Como disse antes, esqueça do filme para ler esse livro. O contato entre os dois ficou selado por situações bem particulares (solidão, machismo, vidas e mortes, exílio e viagens) e se distancia imensamente em todos os outros aspectos de uma “história” de pessoas. Leve para a praia e divirta-se.

A festa de Babette e a falsa singeleza de um conto

Quando Karen Blixen (Isak Dinesen) publica “Anedotas do destino” (1958), ela já tinha retornado do Quênia havia mais de uma década. O livro de contos (dentre os quais “A festa de Babette”, algo como “a festa para os convidados de Babette”, em dinamarquês) tem um título que parece remeter para sua própria experiência de vida. A saída da África tinha sido triste, ela voltara a morar na Dinamarca para reconstruir a vida, embora famosa e cotada para o Prêmio Nobel, o último dinamarquês a recebê-lo tinha sido Jensen, em 1944, e não parecia que Estocolmo escolheria outra mulher escandinava (a outra tinha sido Sigrid Undset), afora estarem preferindo, lá pelos anos 1950, obras com outro teor.
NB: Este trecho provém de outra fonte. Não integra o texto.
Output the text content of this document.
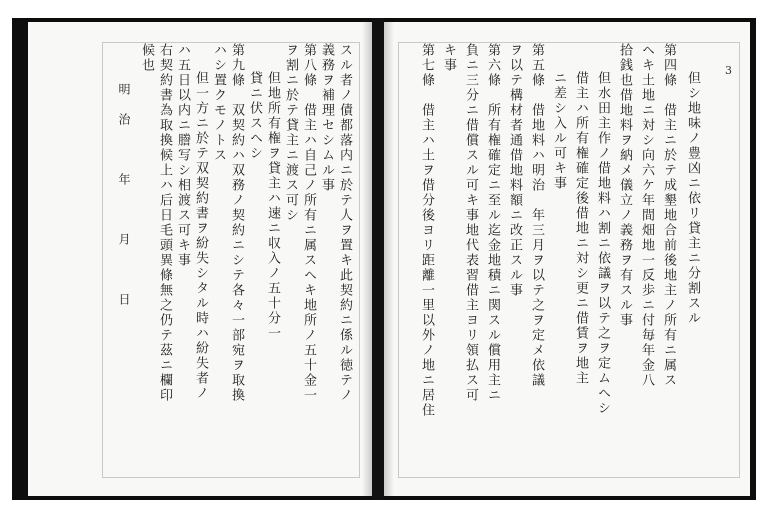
スル者ノ債都落内ニ於テ人ヲ置キ此契約ニ係ル徳テノ
義務ヲ補理セシムル事
第八條　借主ハ自己ノ所有ニ属スヘキ地所ノ五十金一
ヲ割ニ於テ貸主ニ渡ス可シ
但地所有権ヲ貸主ハ速ニ収入ノ五十分一
貸ニ伏スヘシ
第九條　双契約ハ双務ノ契約ニシテ各々一部宛ヲ取換
ハシ置クモノトス
但一方ニ於テ双契約書ヲ紛失シタル時ハ紛失者ノ
ハ五日以内ニ謄写シ相渡ス可キ事
右契約書為取換候上ハ后日毛頭異條無之仍テ茲ニ欄印
候也
明治　年　月　日
3
但シ地味ノ豊凶ニ依リ貸主ニ分割スル
第四條　借主ニ於テ成墾地合前後地主ノ所有ニ属ス
ヘキ土地ニ対シ向六ケ年間畑地一反歩ニ付毎年金八
拾銭也借地料ヲ納メ儀立ノ義務ヲ有スル事
但水田主作ノ借地料ハ割ニ依議ヲ以テ之ヲ定ムヘシ
借主ハ所有権確定後借地ニ対シ更ニ借賃ヲ地主
ニ差シ入ル可キ事
第五條　借地料ハ明治　年三月ヲ以テ之ヲ定メ依議
ヲ以テ構材者通借地料額ニ改正スル事
第六條　所有権確定ニ至ル迄金地積ニ関スル償用主ニ
負ニ三分ニ借償スル可キ事地代表習借主ヨリ領払ス可
キ事
第七條　借主ハ土ヲ借分後ヨリ距離一里以外ノ地ニ居住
Autoras que tratavam de lugares exóticos já tinham frequentado as mesas dos escolares suecos (ainda pairava no ar uma dúvida sobre a escolha de Pearl Buck… outro dia conto isso com detalhes) e Blixen realmente nunca seria escolhida. Creio cá comigo que ela não apenas merecia como queria e ansiava pelo prêmio. A vida da autora era cheia de ironias do destino mesmo.

Sobre “Festa de Babette”, que a singeleza do conto não engane. Há pelos menos dois pontos para os quais eu chamaria a atenção: a estrutura do conto mitológico/mítico/de fadas, que sempre parece simples, mas o fundo não é (vide outro conterrâneo seu, Hans Christian Andersen) e referências mais complexas, como a história de Sardanapalo, mas aqui tomada às avessas. Sardanapalo destrói tudo para que ninguém tenha o que ele tem; Babette torra uma fortuna para que alguns tenham o que ela tem, ficando sem nada. De todo modo, tanto Sardanapalo quanto Babette são egoístas a seu modo — e na decisão deles dois reside uma curiosa ironia sobre o ter e o não ter.

O que é incrível é um conto tão pequeno (eis uma das maravilhosas possibilidades do conto e os leitores de contistas famosos, desde Kafka até Machado vão me entender) possa carregar tantas camadas: a questão do amor, da relação entre passado e presente, o fim trágico (e irônico) dos artistas (Babette não é a única “artista” do conto), as agulhadas no conservadorismo, o pano de fundo histórico que flui da Paris das barricadas para uma vila no litoral dinamarquês e vice-versa, a descrição de uma curiosa, engraçada e comovente descoberta coletiva. Epifania?

Também gastaria horas falando de obras da literatura e do cinema que têm um banquete como cenário — então a comida nessa pérola literária exerce um fascínio muito grande. O fascínio atraiu o interesse de Gabriel Axel e valeu à Dinamarca seu primeiro Oscar de melhor filme (de filme estrangeiro), um filme magnífico, que aconselho num dia cinzento, cujos horizontes pareçam negros de desesperança ou brancos de uma neve que não se pode retirar da estrada.